“I’m not saying that the capacity to intercept the communications is not valuable,” said Charles (Sam) Faddis, a former C.I.A. counterterror chief. “Clearly that’s valuable.” Nonetheless, he added, it is a mistake to rely heavily on bulk surveillance programs in isolation.
“You’re going to waste a lot of money, you’re going to waste a lot of time,” Faddis said. “At the end, you’re going have very little to show for it.”
The article as a whole demonstrates that in a manner I’m fairly shocked about. The NSA failed to recognize what it had in intelligence collected on Headley’s role in the attack even after the attack because they hadn’t correlated his known birth name with the name he adopted in the US.
Headley represents another potential stream of intelligence that could have made a difference before Mumbai. He is serving 35 years in prison for his role. He was a Pakistani-American son of privilege who became a heroin addict, drug smuggler and DEA informant, then an Islamic terrorist and Pakistani spy, and finally, a prize witness for U.S. prosecutors.
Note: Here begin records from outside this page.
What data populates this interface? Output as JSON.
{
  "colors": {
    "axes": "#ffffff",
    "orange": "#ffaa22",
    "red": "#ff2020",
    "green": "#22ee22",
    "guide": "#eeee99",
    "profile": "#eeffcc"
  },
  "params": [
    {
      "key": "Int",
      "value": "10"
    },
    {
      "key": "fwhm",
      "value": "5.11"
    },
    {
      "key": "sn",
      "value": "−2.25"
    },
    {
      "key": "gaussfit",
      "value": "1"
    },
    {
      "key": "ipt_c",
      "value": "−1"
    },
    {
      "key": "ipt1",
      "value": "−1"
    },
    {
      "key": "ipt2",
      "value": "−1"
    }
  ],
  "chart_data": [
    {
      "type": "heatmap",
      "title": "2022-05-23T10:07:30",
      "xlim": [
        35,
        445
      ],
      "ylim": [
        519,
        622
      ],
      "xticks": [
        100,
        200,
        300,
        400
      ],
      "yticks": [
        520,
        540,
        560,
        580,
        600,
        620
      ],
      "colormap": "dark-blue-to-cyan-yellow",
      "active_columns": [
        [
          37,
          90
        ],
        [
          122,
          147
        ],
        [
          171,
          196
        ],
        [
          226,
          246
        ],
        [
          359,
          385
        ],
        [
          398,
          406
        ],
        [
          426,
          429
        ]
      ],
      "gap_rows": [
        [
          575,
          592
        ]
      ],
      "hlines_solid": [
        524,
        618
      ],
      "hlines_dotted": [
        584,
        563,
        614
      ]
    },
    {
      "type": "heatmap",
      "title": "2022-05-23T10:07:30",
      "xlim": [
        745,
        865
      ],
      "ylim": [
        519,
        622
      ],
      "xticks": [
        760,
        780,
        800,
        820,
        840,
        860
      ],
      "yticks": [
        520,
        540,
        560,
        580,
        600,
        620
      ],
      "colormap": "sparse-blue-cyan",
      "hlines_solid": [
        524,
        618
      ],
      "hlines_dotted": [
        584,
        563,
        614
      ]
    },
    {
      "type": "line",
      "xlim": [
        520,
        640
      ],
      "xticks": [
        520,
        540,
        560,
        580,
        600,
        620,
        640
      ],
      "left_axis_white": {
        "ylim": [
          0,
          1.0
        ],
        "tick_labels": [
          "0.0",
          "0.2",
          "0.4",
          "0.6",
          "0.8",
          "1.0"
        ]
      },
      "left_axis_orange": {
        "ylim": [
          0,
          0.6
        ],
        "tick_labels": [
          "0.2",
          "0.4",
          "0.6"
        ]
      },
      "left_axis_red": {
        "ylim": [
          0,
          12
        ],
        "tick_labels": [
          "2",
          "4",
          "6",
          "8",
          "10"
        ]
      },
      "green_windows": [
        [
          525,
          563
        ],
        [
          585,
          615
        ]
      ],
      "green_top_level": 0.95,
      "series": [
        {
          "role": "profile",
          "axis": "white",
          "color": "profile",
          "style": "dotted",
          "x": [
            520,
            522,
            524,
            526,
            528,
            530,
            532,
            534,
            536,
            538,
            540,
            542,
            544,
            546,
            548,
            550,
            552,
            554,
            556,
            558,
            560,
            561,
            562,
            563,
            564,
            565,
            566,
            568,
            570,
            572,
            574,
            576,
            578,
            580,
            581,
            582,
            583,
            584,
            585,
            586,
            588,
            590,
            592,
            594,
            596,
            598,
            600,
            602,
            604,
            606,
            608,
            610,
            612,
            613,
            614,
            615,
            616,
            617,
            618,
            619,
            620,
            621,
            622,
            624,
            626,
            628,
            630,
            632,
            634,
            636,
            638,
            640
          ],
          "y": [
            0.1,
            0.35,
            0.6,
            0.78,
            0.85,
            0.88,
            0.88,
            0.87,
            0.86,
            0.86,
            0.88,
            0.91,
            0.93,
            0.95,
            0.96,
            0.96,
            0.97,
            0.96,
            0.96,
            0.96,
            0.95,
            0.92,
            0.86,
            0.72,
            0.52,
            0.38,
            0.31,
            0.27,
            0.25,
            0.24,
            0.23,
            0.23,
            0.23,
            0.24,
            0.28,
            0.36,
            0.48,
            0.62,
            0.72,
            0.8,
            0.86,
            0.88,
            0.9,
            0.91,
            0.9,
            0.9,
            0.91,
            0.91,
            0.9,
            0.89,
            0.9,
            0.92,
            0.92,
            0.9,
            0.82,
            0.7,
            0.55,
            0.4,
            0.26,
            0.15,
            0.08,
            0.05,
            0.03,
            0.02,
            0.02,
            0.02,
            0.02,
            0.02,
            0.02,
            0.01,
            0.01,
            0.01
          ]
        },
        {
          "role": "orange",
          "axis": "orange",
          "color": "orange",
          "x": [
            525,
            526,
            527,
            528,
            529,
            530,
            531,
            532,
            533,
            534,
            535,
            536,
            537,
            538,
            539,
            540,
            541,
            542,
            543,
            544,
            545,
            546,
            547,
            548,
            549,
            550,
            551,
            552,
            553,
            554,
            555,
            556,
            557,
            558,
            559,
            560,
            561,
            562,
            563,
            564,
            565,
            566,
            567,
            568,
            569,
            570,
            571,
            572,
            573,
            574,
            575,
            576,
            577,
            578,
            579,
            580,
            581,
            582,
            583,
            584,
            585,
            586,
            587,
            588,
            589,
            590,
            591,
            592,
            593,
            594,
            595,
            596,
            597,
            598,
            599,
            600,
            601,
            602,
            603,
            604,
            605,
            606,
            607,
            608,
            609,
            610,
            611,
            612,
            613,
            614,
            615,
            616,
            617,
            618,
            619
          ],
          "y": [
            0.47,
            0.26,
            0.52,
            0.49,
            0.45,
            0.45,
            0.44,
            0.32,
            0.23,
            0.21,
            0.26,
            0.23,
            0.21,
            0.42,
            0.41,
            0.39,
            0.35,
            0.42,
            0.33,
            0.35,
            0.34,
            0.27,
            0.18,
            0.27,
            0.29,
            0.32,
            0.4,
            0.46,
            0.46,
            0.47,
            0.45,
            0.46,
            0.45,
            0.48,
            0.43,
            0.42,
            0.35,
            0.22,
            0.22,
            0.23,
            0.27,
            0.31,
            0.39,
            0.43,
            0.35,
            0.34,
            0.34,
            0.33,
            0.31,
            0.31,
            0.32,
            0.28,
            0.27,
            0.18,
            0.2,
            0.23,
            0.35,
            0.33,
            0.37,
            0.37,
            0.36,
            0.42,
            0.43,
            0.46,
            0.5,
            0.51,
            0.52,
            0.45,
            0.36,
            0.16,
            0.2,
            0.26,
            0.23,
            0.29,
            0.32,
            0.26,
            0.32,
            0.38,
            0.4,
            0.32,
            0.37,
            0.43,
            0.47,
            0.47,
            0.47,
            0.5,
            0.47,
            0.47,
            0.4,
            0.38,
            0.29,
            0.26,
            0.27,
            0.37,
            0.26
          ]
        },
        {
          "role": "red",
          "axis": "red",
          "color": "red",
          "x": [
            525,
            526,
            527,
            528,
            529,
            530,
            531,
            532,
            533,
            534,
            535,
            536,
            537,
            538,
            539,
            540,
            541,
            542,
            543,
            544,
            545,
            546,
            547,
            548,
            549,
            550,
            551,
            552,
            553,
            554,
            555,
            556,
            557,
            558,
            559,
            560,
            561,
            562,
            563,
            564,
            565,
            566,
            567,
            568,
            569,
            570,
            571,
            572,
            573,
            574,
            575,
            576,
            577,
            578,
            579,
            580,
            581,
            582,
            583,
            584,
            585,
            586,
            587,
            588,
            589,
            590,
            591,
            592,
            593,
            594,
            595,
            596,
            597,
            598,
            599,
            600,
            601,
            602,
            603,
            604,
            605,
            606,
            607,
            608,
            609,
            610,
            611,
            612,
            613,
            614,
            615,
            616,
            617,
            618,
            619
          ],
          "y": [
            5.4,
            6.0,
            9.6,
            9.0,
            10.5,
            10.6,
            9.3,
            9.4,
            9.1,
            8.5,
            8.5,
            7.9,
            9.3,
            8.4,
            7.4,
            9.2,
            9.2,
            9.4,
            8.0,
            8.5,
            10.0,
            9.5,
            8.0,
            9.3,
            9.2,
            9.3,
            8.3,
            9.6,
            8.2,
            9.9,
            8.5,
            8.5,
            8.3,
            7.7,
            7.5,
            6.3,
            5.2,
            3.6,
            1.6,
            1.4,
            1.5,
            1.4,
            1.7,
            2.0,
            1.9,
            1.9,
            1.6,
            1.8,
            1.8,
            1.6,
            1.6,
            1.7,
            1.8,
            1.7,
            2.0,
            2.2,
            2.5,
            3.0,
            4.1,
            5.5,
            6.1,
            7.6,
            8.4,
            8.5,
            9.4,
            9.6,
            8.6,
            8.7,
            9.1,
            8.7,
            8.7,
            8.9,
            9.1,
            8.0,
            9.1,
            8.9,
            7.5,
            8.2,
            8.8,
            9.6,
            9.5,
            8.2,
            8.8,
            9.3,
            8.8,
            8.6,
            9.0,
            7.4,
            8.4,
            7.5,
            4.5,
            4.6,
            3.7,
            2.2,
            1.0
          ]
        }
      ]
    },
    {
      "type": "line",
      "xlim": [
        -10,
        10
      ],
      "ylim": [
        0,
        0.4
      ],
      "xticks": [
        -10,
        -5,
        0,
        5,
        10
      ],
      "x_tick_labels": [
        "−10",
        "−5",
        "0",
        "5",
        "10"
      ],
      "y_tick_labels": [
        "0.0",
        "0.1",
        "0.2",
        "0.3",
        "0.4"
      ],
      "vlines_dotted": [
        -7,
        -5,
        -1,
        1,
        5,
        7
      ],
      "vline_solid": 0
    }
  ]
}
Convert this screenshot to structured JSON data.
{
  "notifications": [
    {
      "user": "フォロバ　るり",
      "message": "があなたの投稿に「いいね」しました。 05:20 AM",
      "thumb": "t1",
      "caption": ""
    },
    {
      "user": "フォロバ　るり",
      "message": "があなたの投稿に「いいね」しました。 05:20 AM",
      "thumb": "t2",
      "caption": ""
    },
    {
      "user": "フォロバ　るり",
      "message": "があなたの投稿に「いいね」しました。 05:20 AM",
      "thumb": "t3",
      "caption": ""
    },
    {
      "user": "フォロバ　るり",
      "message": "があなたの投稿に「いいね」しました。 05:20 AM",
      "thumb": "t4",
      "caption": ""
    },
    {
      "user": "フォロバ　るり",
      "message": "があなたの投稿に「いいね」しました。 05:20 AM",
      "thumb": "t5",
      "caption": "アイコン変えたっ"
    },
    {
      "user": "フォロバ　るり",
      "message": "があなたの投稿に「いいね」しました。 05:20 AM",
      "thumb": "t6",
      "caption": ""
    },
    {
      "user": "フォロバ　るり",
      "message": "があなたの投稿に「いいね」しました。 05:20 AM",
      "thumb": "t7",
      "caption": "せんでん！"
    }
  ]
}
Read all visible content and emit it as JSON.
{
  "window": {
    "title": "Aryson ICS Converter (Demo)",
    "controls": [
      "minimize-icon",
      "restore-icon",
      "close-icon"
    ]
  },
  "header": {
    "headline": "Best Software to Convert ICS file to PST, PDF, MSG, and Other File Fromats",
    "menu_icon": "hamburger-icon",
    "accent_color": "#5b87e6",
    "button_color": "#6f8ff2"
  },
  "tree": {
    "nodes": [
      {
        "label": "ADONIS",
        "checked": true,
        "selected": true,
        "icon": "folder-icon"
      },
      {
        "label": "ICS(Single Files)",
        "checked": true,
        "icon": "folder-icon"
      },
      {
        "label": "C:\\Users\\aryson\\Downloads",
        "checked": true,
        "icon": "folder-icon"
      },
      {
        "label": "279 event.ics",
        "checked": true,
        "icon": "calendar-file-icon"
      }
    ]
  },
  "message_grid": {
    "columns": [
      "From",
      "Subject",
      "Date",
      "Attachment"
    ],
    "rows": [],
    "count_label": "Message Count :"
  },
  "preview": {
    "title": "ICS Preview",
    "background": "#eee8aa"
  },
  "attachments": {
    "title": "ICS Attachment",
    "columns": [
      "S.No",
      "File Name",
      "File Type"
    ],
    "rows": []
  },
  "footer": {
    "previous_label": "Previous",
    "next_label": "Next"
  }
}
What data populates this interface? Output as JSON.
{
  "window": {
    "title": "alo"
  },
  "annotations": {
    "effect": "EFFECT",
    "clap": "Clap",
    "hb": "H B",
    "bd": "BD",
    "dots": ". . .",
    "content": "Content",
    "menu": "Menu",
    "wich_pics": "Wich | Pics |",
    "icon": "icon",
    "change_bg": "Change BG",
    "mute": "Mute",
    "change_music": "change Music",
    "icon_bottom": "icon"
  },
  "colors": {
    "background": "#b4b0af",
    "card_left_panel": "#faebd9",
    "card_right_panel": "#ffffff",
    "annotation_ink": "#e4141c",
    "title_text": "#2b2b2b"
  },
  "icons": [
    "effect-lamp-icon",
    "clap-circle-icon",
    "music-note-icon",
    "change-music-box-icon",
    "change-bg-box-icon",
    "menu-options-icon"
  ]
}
In recounting that odyssey, we previously explored half a dozen missed opportunities by U.S. law enforcement to pursue tips from Headley’s associates about his terrorist activity. New reporting and analysis traces Headley’s trail of suspicious electronic communications as he did reconnaissance missions under the direction of Lashkar and Pakistan’s Inter-Services Intelligence Directorate (ISI).
Headley discussed targets, expressed extremist sentiments and raised other red flags in often brazen emails, texts and phone calls to his handlers, one of whom worked closely on the plot with Shah, the Lashkar communications chief targeted by the British.
U.S. intelligence officials disclosed to me for the first time that, after the attacks, intensified N.S.A. monitoring of Pakistan did scoop up some of Headley’s suspicious emails. But analysts did not realize he was a U.S.-based terrorist involved in the Mumbai attacks who was at work on a new plot against Denmark, officials admitted.
The sheer volume of data and his use of multiple email addresses and his original name, Daood Gilani, posed obstacles, U.S. intelligence officials said. To perfect his cover as an American businessman, Headley had legally changed his name in 2006.
“They detected a guy named ‘Gilani’ writing to bad guys in Pakistan, communicating with terror and ISI nodes,” a senior U.S. intelligence official said. “He wrote also in fluent Urdu, which drew interest. Linking ‘Gilani’ to ‘Headley’ took a long time. The N.S.A. was looking at those emails post-Mumbai. It was not clear to them who he was.”
As I’ve explained, one of the things NSA does with all its data is to “correlate” selectors, so that it maps a picture of all the Internet and telecom (and brick and mortar, where they have HUMINT) activities of a person using the multiple identities that have become common in this day and age. This is a core function of the NSA’s dragnets, and it works automatically on EO 12333 data (and worked automatically on domestically-collected phone and — probably — Internet metadata until 2009).
When you think about it, there are some easy ways of matching online identities (going to a provider, mapping some IP addresses). And even the matching of “burner” IDs can be done with 94% accuracy, at least within AT&T’s system, according to AT&T’s own claims.
The NSA says they didn’t do so here because Headley had changed his name.
Headley, recall, was a DEA informant. Which means, unless these intelligence agencies are far more incompetent than I believe they are, this information was sitting in a government file somewhere: “Daood Gilani, the name of a known Urdu-fluent informant DEA sent off to Pakistan to hang out with baddies = David Headley.” Unless Headley adopted the new name precisely because he knew it would serve to throw the IC off his trail.
And yet … NSA claims it could not, and did not, correlate those two identities and as a result didn’t even realize Headley was involved in the Mumbai bombing even after the attack.
Notably, they claim they did not do so because of the “sheer volume of data.”
In short, according to the NSA’s now operative story (you should click through to read the flaccid apologies the IC offered up for lying about the value of Sections 215 and 702 in catching Headley), the NSA’s dragnet failed at one of its core functions because it is drowning in data.